Fitting 10 folds for each of 40 candidates, totalling 400 fits


[Parallel(n_jobs=-1)]: Using backend LokyBackend with 2 concurrent workers.


Best Accuracy: 90.33333333333333%


[Parallel(n_jobs=-1)]: Done 400 out of 400 | elapsed:    3.2s finished


In [7]:
best_parameters = grid_search.best_params_
print("Best parameters: {}".format(best_parameters))

Best parameters: {'C': 1, 'gamma': 0.7, 'kernel': 'rbf'}


## XGBoost

For XGBoost, I'm using the **Churn Modelling** dataset.

In [0]:
dataset = pd.read_csv('Churn_Modelling.csv')
X = dataset.iloc[:, 3:-1]
y = dataset.iloc[:, -1]

In [0]:
from sklearn.preprocessing import LabelEncoder, OneHotEncoder

labelEncoder_1 = LabelEncoder()
X.iloc[:, 1] = labelEncoder_1.fit_transform(X.iloc[:, 1])
labelEncoder_2 = LabelEncoder()
X.iloc[:, 2] = labelEncoder_2.fit_transform(X.iloc[:, 2])
oneHotEncoder = OneHotEncoder(categorical_features = [1])
X = oneHotEncoder.fit_transform(X).toarray()

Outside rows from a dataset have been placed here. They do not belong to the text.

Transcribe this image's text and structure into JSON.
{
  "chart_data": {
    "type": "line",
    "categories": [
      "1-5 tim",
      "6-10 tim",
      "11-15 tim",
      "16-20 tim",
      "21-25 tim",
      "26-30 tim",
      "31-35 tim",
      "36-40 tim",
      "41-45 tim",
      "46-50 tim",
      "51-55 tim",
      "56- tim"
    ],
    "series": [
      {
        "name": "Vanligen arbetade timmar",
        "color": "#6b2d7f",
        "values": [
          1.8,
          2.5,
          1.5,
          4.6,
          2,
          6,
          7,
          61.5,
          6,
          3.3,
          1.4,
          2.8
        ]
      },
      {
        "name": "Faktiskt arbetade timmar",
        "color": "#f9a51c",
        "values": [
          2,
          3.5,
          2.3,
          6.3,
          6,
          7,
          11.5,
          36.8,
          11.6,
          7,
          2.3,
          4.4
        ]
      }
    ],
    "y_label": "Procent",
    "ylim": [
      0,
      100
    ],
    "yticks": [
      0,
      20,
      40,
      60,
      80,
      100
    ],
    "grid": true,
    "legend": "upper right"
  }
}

# Avoid dummy variable trap
X = X[:, 1:]

In [0]:
X_train, X_test, y_train, y_test = train_test_split(X, y, test_size = 0.2, random_state = 0)

In [11]:
from xgboost import XGBClassifier

classifier = XGBClassifier()
classifier.fit(X_train, y_train)

XGBClassifier(base_score=0.5, booster='gbtree', colsample_bylevel=1,
       colsample_bytree=1, gamma=0, learning_rate=0.1, max_delta_step=0,
       max_depth=3, min_child_weight=1, missing=None, n_estimators=100,
       n_jobs=1, nthread=None, objective='binary:logistic', random_state=0,
       reg_alpha=0, reg_lambda=1, scale_pos_weight=1, seed=None,
       silent=True, subsample=1)

In [12]:
accuracies = cross_val_score(classifier, X_train, y_train, cv = 10, n_jobs = -1)
print("Mean Accuracy: {:.2f}%".format(accuracies.mean()*100))
print("Standard Deviation: {:.2f}%".format(accuracies.std()*100))

Mean Accuracy: 86.30%
Standard Deviation: 1.07%


We achieved an **accuracy of 86.3%** on the dataset with only very slight variation of +1.07% or -1.07%.